一方で、治療法として考えられるのが薬物療法。花粉症は毎年、一定の期間しか患者を苦しめないため、薬で目のかゆみや鼻水、鼻づまりなどの症状を緩和させている人も多いはずだ。だが、毎年の積み重ねは膨大な薬量と金額につながる。

例えば、5歳で花粉症を発症し、65歳まで症状が続いたと仮定しよう。スギ花粉ならば、一般的に飛散量が多いのは2~4月だ。その3カ月間、毎日薬を使用したと考えると、60年間の4分の1にあたる15年間も薬に投資する生活をしている計算になる。考えただけでも恐ろしい数字だ。

そこで近年、花粉症の根本的解決を目指す治療法として「免疫療法(減感作療法)」が知られるようになってきた。対症療法の薬物療法とは異なり、免疫療法は"治癒"が期待できる治療法で、中でも「舌下免疫療法」が注目を浴びている。

●高い治療効果が見込める舌下免疫療法
舌下からスギ花粉アレルゲンが認識されて、口腔・咽頭などのリンパ節で反応。アレルゲンを認識して、「制御性T細胞」の増加を介することで、抑制系の免疫誘導を促すという効果発現機序だ。

具体的には、スギなどの抗原エキスを舌の下側(舌下)に滴下する。そして、一定時間その状態を保ったあとで飲み込む。この行為を何度も繰り返すことで自らを抗原に慣れさせていき、重症化を抑えるというものだ。免疫療法に関する正しい知識が必要となるが、自分の手で"治療"を行えるため、通院しないですむし保険も適応される。

○免疫療法終了後も効果が持続

舌下免疫療法を通じて症状が緩和された臨床試験例も報告されている。花粉症患者531人を対象とした試験では、「シダトレン」(スギ花粉エキス舌下液)とプラセボのいずれかを、スギ花粉シーズン1年目(第1シーズン)の約9~20週間前(中央値18.9週間)から投与。スギ花粉シーズン2年目(第2シーズン)が終わるまでの最長83週間にわたって、1日1回、舌下に滴下した。参加者は2分間後に飲み込み、その後5分間はうがいと飲食を控えていた。

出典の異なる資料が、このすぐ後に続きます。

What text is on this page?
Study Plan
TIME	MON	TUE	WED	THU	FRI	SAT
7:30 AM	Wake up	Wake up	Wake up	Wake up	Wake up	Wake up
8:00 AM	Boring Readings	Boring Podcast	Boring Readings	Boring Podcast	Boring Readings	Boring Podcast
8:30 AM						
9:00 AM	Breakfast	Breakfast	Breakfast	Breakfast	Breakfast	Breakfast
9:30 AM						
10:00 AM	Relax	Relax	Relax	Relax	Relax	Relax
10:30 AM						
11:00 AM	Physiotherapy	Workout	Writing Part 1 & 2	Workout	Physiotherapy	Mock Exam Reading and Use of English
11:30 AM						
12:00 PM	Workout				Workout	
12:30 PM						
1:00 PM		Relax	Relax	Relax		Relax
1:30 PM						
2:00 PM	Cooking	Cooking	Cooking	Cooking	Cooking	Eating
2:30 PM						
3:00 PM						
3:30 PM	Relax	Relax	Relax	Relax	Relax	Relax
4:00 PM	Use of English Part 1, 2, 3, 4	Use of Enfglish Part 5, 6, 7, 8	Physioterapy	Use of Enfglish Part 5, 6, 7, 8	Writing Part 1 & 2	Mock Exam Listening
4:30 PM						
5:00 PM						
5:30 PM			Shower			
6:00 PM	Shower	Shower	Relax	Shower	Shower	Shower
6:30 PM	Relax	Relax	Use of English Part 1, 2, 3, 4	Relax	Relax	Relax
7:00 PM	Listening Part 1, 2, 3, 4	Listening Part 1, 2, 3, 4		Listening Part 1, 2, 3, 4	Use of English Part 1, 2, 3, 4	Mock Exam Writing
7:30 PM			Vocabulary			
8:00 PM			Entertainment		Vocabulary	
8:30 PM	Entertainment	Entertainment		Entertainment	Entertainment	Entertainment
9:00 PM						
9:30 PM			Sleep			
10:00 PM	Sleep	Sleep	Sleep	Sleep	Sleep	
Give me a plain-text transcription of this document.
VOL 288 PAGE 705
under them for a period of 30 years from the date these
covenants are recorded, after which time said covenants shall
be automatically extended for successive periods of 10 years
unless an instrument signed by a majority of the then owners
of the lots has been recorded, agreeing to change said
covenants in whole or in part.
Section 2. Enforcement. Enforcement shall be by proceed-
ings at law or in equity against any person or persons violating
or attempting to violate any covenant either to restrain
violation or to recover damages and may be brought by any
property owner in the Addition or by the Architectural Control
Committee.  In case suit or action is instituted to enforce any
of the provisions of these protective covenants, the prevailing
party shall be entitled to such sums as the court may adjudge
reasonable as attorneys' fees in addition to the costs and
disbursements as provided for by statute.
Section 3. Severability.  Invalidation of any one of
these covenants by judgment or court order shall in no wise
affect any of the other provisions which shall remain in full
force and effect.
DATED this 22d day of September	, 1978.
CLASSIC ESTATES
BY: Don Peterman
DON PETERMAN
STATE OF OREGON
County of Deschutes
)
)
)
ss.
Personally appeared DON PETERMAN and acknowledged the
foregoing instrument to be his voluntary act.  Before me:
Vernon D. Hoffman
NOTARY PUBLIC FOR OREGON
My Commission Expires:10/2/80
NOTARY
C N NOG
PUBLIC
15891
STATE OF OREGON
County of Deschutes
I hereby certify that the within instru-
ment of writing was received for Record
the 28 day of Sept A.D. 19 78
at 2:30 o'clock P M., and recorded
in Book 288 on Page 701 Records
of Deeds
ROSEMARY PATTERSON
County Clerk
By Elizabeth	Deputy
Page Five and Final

その結果、「シダトレン滴下群」は舌下免疫療法を開始してから迎えた第2シーズンにおいて、目と鼻の症状が有意に改善されていた。さらに、治療をやめた第3シーズンにおいても、「治療効果が持続している」と「やや治療効果が継続している」と感じた人が計69.9%もいたという。

「免疫療法は薬で(症状を)抑えているのではなくて、皆さんの体の花粉に対する反応が変わるというもの。自分の細胞自身が変わってくるし、見た目にも効果があります」。

○2016年を「花粉症撲滅元年」にする

重度の花粉症ともなると、普段どおりの生活を過ごすのは困難なため、患者は相当のQOL低下を毎シーズン強いられることになる。

舌下免疫療法は数年間にわたり毎日、舌下に抗原エキスを投与しなければならないため、患者には根気が求められる。それでも、「生きているのも嫌になる」ぐらいのレベルの花粉症に悩まされている人にとっては、試す価値は十分にあると言えるはず。2016年を「花粉症撲滅元年」とするためにも、舌下免疫療法という言葉を知っておいて損はないだろう。